Internationale Lieferketten und die Globalisierung allgemein werden durch die Corona-Krise vermehrt infrage gestellt. Auch im 19. Jahrhundert gab es bereits internationalen Warenverkehr, Menschen reisten um die Welt. Hat die Globalisierung durch die Cholera einen Dämpfer erlebt?

Nicht dauerhaft. Es gab zwar zeitweilig stärkere Beschränkungen, etwa für Muslime beim Reisen – aber nicht für den globalen Warenfluss. Ich glaube, dass wir auch heute sehr schnell zur vorherigen Normalität zurückkehren werden. Wenn wir Pech haben, verbessern sich nicht einmal die Defizite im medizinischen Bereich.

Hatte die Seuche damals auch positive Entwicklungen zur Folge?

Damals entstand das System der internationalen Gesundheitskontrollen. Mittelfristig mündete dies beispielsweise in internationalen Übereinkünften, dass man spezielle Impfungen haben muss, um in bestimmte Länder einreisen zu dürfen. Und es gab einen klaren Modernisierungsschub im Hinblick auf die medizinische Versorgung. Beispielsweise wurden mehr Krankenhäuser eingerichtet. Außerdem hatte die Cholera im Bereich der Modernisierung der Stadt erheblichen Einfluss. Man fragte sich zum Beispiel, ob die Unterbringung von Pilgern angemessen organisiert ist. Man hat sich um eine ordentliche Abfallentsorgung bemüht und neue Quarantäne-Bereiche im Hafen in Dschidda eingerichtet. Und vor allem wurde die Wasserversorgung massiv verbessert.

Kann uns das heute aus Ihrer Sicht Mut machen?

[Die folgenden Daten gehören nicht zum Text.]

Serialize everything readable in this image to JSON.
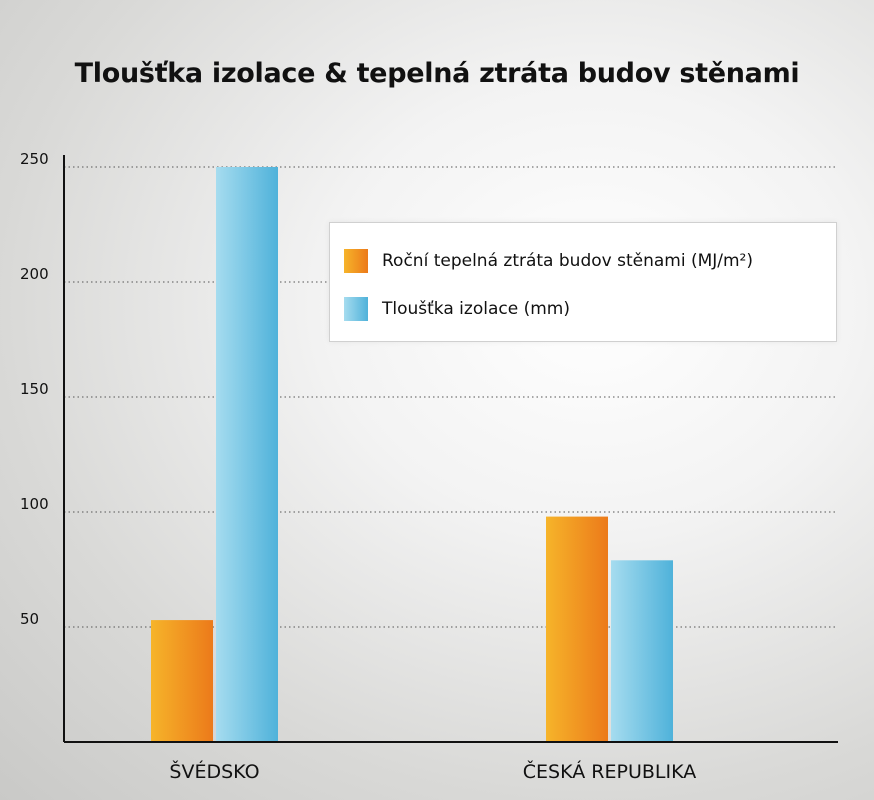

Das hängt stark davon ab, wie lange die Erinnerung an die Corona-Krise weiterlebt. Es ist sehr gut möglich, dass der Ruf nach einem Staat, der bestimmte Gesundheits- und Sozialleistungen vorhält, nach der Krise erneut abgelöst wird von der Forderung, die Marktkräfte sollten nicht länger eingeschränkt werden. Dann wären wir schnell wieder bei einer Unterversorgung. Gerade in Staaten wie den USA und Großbritannien ist der Sozialstaat weniger verankert oder wurde stärker beschnitten. Es ist kein Zufall, dass die Krise dort noch sehr viel dramatischere Auswirkungen hat.